There’s some confusion about this Twitter setting
Now when you toggle off “Show the best tweets first,” you’ll only see tweets from people you follow in reverse chronological order without any of the “In case you missed it” stuff or recommended tweets from people you don’t actually follow.
“Our plan is to eventually replace this setting when the easier-to-access switch described above is available,” Twitter has promised.
The algorithm: pros and cons
I’ve always hated algorithm-based feeds in apps like Twitter, Facebook and Instagram. I do not have anything against the approach if optional, but many popular services have been increasingly abandoning this preferred classic approach in favor of the Almighty Algorithm.
Algorithms aren’t inherently bad for surfacing content, but an algorithm-powered feed should never be a substitute for the reverse chronological ordering, where the items in your feed are ordered from the most recent to the oldest.

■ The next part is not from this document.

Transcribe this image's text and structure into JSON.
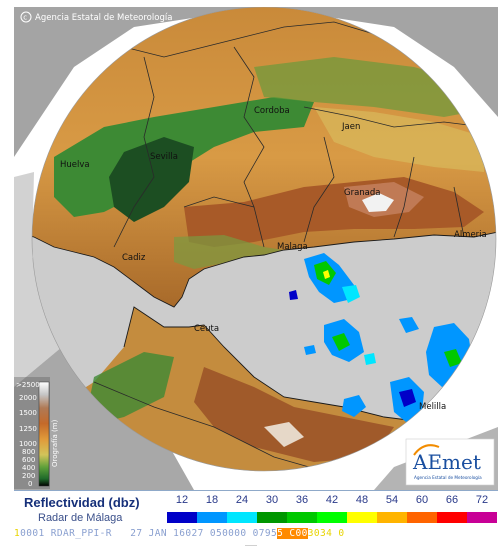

Part of the allure of apps like Twitterrific is their reverse chronological ordering
A feed algorithm is like a black box. People are totally oblivious as to the criteria that the algorithm is based on to identify content you might like or determine item ordering in your feed.
Is my Instagram feed powered by what I might like? Or is it driven based on what Instagram thinks I should consume in order to drive their ad sales? Is recommended content driven by the products I previously liked or by demand? Is a piece of content I’m seeing from a friend in my feed recent or something that Instagram has resurfaced because I missed it?
It would be fair if those services gave us options. Those who trust the algorithm to determine what to see in the feed should be able to switch to the algorithm, but not at the expense of the folks who prefer seeing stuff in their feeds in the more logical reverse chronological order.